La asamblea da luz verde a la legalización de terrenos para 174 familias de la comunidad 2 de Noviembre

La Asamblea Legislativa habilitó el camino para que 174 familias avancen hacia la obtención de sus títulos de propiedad, al aprobar una reforma que permite transferirles los lotes que habitan a través de FONAVIPO.

La reciente determinación legislativa representa un hito para la comunidad 2 de Noviembre, cuyos hogares permanecen desde hace décadas en un sector que, conforme a evaluaciones técnicas, dejó de tener utilidad vial. Con 59 votos favorables, el pleno avaló el dictamen positivo N.º 29 de la Comisión de Infraestructura y Desarrollo Territorial, una medida que no solo impulsa la futura regularización de la propiedad, sino que además reafirma la continuidad de las políticas de vivienda social promovidas desde junio de 2009. De forma inmediata, el Fondo Nacional de Vivienda Popular (FONAVIPO) queda habilitado para poner en marcha los trámites que culminen en la transferencia de los inmuebles a quienes los habitan, siguiendo las fases y condiciones estipuladas por la normativa vigente.

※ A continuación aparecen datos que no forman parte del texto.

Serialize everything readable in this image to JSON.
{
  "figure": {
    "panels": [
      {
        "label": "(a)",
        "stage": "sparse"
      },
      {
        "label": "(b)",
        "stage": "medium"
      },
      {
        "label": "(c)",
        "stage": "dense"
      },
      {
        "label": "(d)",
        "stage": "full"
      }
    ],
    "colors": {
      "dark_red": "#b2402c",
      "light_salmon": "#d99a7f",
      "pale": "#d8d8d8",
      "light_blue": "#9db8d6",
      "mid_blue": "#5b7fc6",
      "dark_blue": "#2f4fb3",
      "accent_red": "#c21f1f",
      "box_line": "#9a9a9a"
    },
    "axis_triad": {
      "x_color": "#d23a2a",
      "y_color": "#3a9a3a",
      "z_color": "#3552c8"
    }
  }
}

Marco y dimensión de la reforma

La reforma aprobada por la Asamblea no actúa en el vacío: se inserta en un marco legal que, desde su origen en 2009, permite que espacios sin utilidad pública vial sean incorporados a programas de vivienda y, posteriormente, adjudicados a familias de bajos ingresos. El dictamen favorable N.º 29 ratifica que el caso de la comunidad 2 de Noviembre encaja en ese supuesto. La particularidad de este expediente es doble. Por un lado, resuelve una situación de hecho —la ocupación prolongada del terreno por parte de las familias— que se mantiene sin certeza jurídica desde inicios de la década del 2000. Por otro, ordena el proceso institucional para que la transferencia suceda dentro de parámetros verificables, con trazabilidad administrativa y sujeción a criterios técnicos.

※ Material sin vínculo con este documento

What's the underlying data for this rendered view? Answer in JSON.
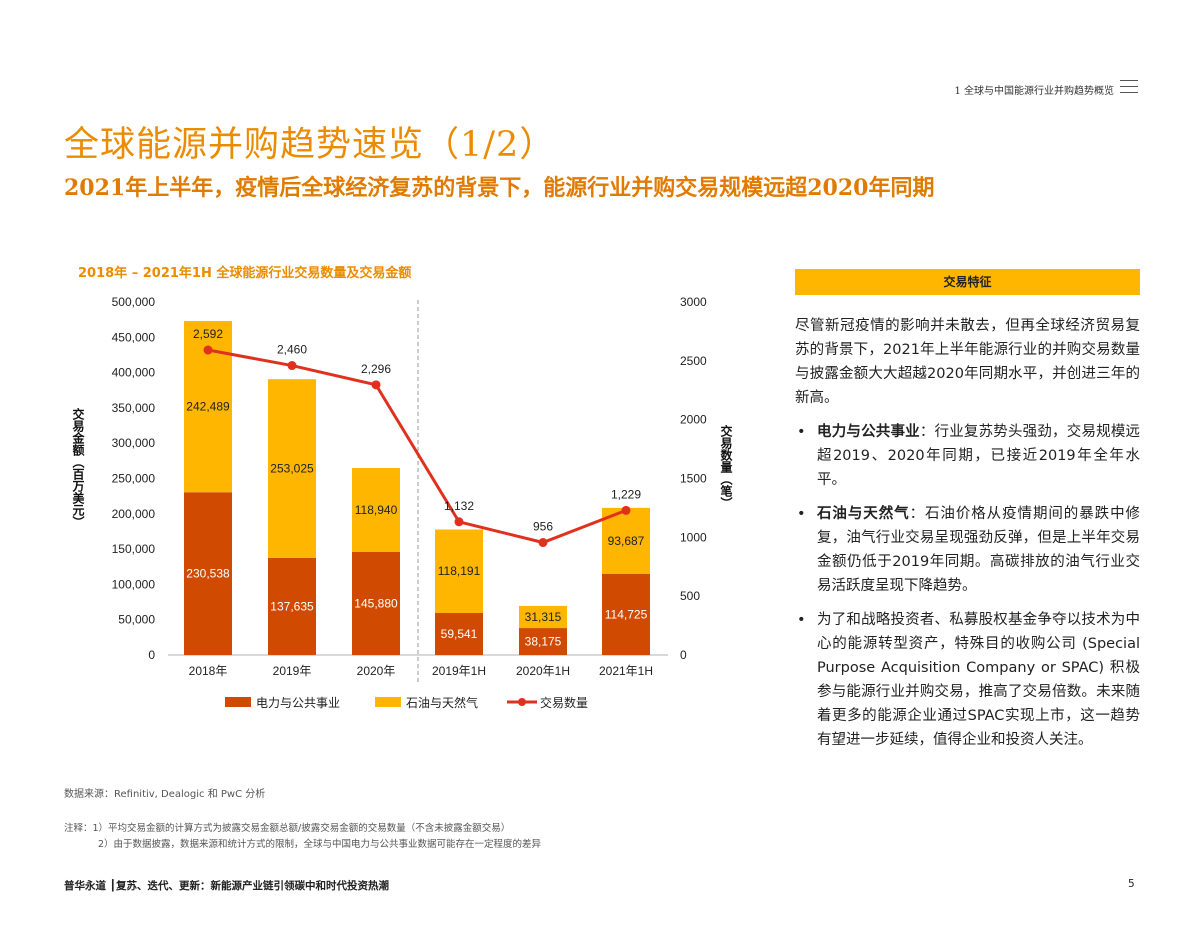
{
  "header": {
    "section_label": "1 全球与中国能源行业并购趋势概览",
    "title": "全球能源并购趋势速览（1/2）",
    "subtitle": "2021年上半年，疫情后全球经济复苏的背景下，能源行业并购交易规模远超2020年同期"
  },
  "chart_data": {
    "type": "bar+line",
    "title": "2018年 – 2021年1H  全球能源行业交易数量及交易金额",
    "categories": [
      "2018年",
      "2019年",
      "2020年",
      "2019年1H",
      "2020年1H",
      "2021年1H"
    ],
    "ylabel_left": "交易金额（百万美元）",
    "ylabel_right": "交易数量（笔）",
    "ylim_left": [
      0,
      500000
    ],
    "ylim_right": [
      0,
      3000
    ],
    "yticks_left": [
      "0",
      "50,000",
      "100,000",
      "150,000",
      "200,000",
      "250,000",
      "300,000",
      "350,000",
      "400,000",
      "450,000",
      "500,000"
    ],
    "yticks_right": [
      "0",
      "500",
      "1000",
      "1500",
      "2000",
      "2500",
      "3000"
    ],
    "stacked": true,
    "divider_after_category": "2020年",
    "legend_position": "bottom",
    "series": [
      {
        "name": "电力与公共事业",
        "type": "bar",
        "axis": "left",
        "color": "#D04A02",
        "values": [
          230538,
          137635,
          145880,
          59541,
          38175,
          114725
        ],
        "labels": [
          "230,538",
          "137,635",
          "145,880",
          "59,541",
          "38,175",
          "114,725"
        ]
      },
      {
        "name": "石油与天然气",
        "type": "bar",
        "axis": "left",
        "color": "#FFB600",
        "values": [
          242489,
          253025,
          118940,
          118191,
          31315,
          93687
        ],
        "labels": [
          "242,489",
          "253,025",
          "118,940",
          "118,191",
          "31,315",
          "93,687"
        ]
      },
      {
        "name": "交易数量",
        "type": "line",
        "axis": "right",
        "color": "#E0301E",
        "values": [
          2592,
          2460,
          2296,
          1132,
          956,
          1229
        ],
        "labels": [
          "2,592",
          "2,460",
          "2,296",
          "1,132",
          "956",
          "1,229"
        ]
      }
    ]
  },
  "panel": {
    "header": "交易特征",
    "intro": "尽管新冠疫情的影响并未散去，但再全球经济贸易复苏的背景下，2021年上半年能源行业的并购交易数量与披露金额大大超越2020年同期水平，并创进三年的新高。",
    "bullets": [
      {
        "bold": "电力与公共事业",
        "text": "：行业复苏势头强劲，交易规模远超2019、2020年同期，已接近2019年全年水平。"
      },
      {
        "bold": "石油与天然气",
        "text": "：石油价格从疫情期间的暴跌中修复，油气行业交易呈现强劲反弹，但是上半年交易金额仍低于2019年同期。高碳排放的油气行业交易活跃度呈现下降趋势。"
      },
      {
        "bold": "",
        "text": "为了和战略投资者、私募股权基金争夺以技术为中心的能源转型资产，特殊目的收购公司 (Special Purpose Acquisition Company or SPAC) 积极参与能源行业并购交易，推高了交易倍数。未来随着更多的能源企业通过SPAC实现上市，这一趋势有望进一步延续，值得企业和投资人关注。"
      }
    ]
  },
  "notes": {
    "source": "数据来源：Refinitiv, Dealogic 和 PwC 分析",
    "note1": "注释：1）平均交易金额的计算方式为披露交易金额总额/披露交易金额的交易数量（不含未披露金额交易）",
    "note2": "2）由于数据披露，数据来源和统计方式的限制，全球与中国电力与公共事业数据可能存在一定程度的差异"
  },
  "footer": {
    "left": "普华永道 ┃复苏、迭代、更新：新能源产业链引领碳中和时代投资热潮",
    "page": "5"
  }
}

La votación con 59 apoyos evidencia un respaldo suficiente para seguir adelante; no constituye un simple trámite, sino que la autorización legislativa actúa como el eje que enlaza la evaluación técnica ya finalizada con los procesos de titulación. En la práctica, la reforma permite transformar la condición jurídica del terreno —pasando de uso público vial a patrimonio disponible— y, de ese modo, faculta a FONAVIPO a llevar a cabo la enajenación a favor de quienes cumplen las condiciones requeridas.

Cómo operará FONAVIPO y qué cambia para las familias

A partir de la aprobación, FONAVIPO puede dar inicio al proceso de regularización dominial, que por lo general incluye la comprobación censal de los beneficiarios, la confirmación del tiempo de residencia, la verificación de que no existan disputas por superposición de derechos y, por último, la elaboración de los documentos de traspaso. Para las familias, el avance es significativo: se pasa de la inseguridad propia de vivir en un terreno sin escrituras a un procedimiento organizado que concluye con un título de propiedad debidamente inscrito.

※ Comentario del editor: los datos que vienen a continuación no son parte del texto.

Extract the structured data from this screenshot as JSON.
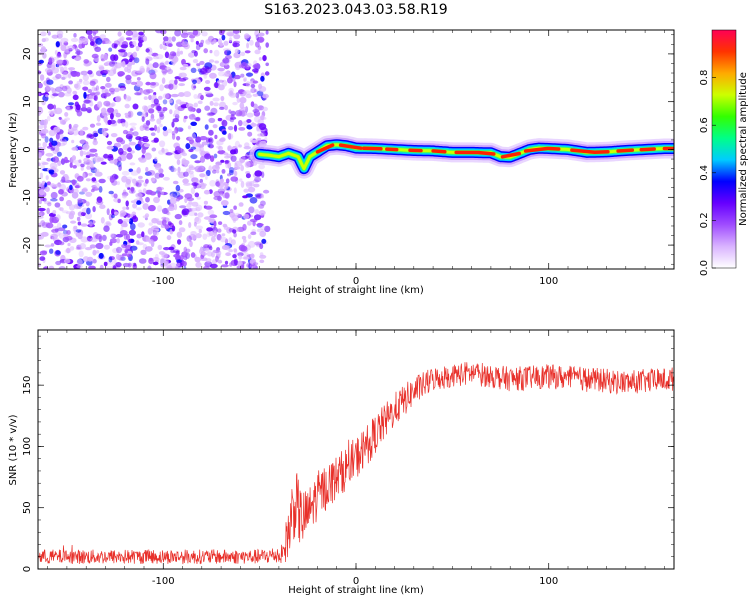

Contar con un título no es solo un hito simbólico; implica mejoras tangibles. Primero, habilita el acceso formal a servicios y programas públicos que exigen acreditación dominial. Segundo, otorga seguridad jurídica frente a terceros, incluidos supuestos estafadores o promesas de venta que no resisten una mínima verificación. Tercero, permite planificar mejoras habitacionales con horizonte de largo plazo —sea con recursos propios o mediante líneas de apoyo—, pues el activo deja de estar en una zona gris.

La reforma igualmente resguarda el interés público. La transferencia no se realiza de manera indiscriminada: se orienta a familias de bajos ingresos que ya fueron identificadas y se ajustan a la normativa vigente. Así, el Estado desalienta la especulación y reconoce la permanencia legítima de quienes convirtieron ese lugar en su hogar durante muchos años.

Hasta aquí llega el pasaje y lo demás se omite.